Georgia’s Hannah Hersch said she has waited in the blistering cold for hours, just for a reminder of home.

Chantel Hoffman and Bea Fuqua, both made the trek from Cicero to grab a fresh box of donuts. 

“It’s the dough. It’s like it’s fluffy and it stays like that, and the donuts on a stick? There’s nothing like them,” said Hoffman.

Hannah Hersch was visiting home from Georgia, where she now lives and said it’s a must-do every time she’s in town. She said she’s waited two hours in -10 degree weather before, and it’s worth it every time. 

“Whenever we come to Kokomo, we have to get ‘Dirty Dan’s’ donuts,” she said.

So what makes these donuts so superior to, say, a grocery store variety? 

“I’d say the freshness,” said Brennen Maple, who has worked at Dan’s for the last two years. “We don’t really put that much preservatives in it.
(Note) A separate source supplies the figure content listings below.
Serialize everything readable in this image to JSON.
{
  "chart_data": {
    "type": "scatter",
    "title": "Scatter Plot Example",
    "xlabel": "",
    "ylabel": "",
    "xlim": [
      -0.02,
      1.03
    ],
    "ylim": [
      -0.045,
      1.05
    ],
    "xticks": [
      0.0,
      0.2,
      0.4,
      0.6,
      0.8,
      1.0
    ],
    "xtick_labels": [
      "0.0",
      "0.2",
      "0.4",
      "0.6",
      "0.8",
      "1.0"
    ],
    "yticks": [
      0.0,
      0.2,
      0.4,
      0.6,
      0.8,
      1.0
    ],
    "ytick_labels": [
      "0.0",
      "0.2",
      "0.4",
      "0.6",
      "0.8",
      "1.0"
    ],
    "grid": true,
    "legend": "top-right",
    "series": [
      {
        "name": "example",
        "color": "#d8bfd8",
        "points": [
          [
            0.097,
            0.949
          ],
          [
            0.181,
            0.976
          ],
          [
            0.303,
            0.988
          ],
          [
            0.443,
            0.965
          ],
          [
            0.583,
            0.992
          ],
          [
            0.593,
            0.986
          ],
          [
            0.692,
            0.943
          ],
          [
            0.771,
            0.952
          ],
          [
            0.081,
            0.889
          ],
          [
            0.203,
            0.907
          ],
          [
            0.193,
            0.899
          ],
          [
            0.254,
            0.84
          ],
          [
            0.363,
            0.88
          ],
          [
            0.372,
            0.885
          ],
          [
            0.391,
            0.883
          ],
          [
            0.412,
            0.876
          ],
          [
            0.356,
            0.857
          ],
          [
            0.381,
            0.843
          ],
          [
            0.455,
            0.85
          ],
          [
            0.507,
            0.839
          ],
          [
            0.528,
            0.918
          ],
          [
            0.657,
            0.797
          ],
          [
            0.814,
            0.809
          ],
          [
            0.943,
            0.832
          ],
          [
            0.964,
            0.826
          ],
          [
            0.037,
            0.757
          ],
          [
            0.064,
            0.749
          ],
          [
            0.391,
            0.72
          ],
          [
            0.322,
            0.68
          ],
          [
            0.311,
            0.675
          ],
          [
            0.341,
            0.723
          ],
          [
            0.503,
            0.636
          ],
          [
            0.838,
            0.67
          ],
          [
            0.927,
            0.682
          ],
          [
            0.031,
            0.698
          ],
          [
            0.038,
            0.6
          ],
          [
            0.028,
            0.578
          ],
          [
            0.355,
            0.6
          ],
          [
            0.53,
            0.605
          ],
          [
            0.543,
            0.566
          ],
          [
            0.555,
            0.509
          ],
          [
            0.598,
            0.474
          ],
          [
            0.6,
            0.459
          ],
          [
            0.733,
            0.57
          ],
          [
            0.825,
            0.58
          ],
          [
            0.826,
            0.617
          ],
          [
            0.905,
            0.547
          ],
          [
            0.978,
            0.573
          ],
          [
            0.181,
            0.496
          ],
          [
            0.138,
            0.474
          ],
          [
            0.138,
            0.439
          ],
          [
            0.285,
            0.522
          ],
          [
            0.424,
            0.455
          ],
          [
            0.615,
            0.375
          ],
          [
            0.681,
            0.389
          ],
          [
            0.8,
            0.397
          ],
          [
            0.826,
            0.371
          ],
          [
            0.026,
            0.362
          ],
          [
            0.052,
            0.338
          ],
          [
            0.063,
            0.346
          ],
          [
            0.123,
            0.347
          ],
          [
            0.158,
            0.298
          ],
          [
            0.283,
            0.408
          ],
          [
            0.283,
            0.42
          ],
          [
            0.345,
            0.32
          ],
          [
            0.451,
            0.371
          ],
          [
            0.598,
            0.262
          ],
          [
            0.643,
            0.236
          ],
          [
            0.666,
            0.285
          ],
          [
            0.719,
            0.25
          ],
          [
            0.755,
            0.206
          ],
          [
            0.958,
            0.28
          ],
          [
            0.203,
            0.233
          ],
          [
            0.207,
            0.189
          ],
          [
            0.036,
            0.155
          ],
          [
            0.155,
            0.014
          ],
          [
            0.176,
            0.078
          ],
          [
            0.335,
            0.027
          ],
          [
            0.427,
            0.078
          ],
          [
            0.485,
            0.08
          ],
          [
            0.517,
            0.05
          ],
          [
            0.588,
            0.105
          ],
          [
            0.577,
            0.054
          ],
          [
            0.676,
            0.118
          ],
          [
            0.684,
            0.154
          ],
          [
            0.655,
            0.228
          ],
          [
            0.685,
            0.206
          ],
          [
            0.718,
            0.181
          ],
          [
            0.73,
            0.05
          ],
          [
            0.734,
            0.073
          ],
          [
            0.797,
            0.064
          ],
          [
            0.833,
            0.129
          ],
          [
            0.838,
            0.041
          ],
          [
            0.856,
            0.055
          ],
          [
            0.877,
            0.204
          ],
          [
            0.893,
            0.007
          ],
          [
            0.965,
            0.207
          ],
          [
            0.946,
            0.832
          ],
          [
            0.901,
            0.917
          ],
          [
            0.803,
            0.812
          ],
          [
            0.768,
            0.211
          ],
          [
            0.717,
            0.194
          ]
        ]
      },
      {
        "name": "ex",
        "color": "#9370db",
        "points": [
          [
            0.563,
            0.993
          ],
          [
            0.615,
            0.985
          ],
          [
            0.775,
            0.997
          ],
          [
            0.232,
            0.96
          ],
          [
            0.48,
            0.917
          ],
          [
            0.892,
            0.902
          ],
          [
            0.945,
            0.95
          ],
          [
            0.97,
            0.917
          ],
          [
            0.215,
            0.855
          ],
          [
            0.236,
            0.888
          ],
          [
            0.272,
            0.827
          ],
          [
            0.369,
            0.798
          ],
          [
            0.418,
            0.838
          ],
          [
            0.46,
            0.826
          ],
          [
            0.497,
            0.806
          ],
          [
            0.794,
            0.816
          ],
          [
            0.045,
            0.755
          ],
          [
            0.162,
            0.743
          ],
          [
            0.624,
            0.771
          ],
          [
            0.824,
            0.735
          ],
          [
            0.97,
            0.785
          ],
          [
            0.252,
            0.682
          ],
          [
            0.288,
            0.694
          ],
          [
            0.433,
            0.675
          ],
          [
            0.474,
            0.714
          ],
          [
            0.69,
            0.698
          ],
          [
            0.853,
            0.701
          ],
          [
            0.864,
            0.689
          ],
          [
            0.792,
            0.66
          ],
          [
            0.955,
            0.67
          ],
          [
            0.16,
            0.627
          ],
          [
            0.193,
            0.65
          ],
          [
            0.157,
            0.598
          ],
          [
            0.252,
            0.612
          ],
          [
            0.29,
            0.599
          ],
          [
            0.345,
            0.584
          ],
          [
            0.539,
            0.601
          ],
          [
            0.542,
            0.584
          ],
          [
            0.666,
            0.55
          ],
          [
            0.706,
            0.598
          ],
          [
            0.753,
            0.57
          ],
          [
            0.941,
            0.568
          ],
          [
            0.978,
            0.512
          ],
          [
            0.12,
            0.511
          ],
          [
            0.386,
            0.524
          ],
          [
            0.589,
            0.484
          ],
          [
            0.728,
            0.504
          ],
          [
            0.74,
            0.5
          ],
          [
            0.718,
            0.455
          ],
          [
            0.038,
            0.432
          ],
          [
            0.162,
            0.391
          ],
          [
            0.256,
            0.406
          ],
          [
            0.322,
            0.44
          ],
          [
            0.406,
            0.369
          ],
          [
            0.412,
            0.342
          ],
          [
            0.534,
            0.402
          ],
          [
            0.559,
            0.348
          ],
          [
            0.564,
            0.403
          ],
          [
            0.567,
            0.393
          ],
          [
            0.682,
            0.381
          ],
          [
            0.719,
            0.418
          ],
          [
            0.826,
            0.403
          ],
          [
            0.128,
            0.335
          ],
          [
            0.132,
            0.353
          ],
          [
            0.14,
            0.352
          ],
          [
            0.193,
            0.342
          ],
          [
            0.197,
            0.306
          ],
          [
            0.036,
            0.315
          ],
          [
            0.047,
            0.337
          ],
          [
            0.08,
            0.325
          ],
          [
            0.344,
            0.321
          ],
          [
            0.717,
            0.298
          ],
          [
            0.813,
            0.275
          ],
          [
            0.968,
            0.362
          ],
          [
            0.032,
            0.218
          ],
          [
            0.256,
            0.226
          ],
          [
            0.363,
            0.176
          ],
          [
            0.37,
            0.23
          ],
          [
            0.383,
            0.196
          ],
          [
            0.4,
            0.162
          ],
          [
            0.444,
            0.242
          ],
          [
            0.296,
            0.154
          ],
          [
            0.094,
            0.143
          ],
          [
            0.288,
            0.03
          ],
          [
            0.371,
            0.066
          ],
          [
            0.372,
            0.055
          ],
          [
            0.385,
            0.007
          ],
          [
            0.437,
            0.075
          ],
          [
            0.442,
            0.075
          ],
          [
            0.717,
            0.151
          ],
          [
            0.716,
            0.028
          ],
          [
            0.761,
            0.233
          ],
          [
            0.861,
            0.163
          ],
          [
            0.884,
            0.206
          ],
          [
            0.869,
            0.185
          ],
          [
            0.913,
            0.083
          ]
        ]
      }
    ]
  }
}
You think of a Krispy Kreme —”

“They’re junk!” interjects a mid-60s man in overalls, stepping up to the counter.

“Respectfully, yes,” finishes Maple, with a laugh. 

TKP Photo | AJ Edwards“Well worth the wait,” says Nick Charlesworth.

TKP Photo | AJ Edwards

“Well worth the wait,” says Nick Charlesworth.

Maple and Parker McKinley filled customer orders on the reopening morning, and said there just isn’t anything in the world like a fresh, just made donut from Dan’s. It’s probably why the shop sometimes sells 800 or 900 dozen in a single night. 

Churches order them. Truck drivers call on their way from Indianapolis, McKinley said, begging the staff to save them a precious few — because the diehards know what Cicero’s Hoffman knows.

“If you wait until the morning, they are all gone,” Hoffman said, knowingly.

And Charlesworth, the first time Dan’s taster who was among the first in line Tuesday, agreed. He may have summed up the spirit of reopening morning the best: “Well worth the wait.”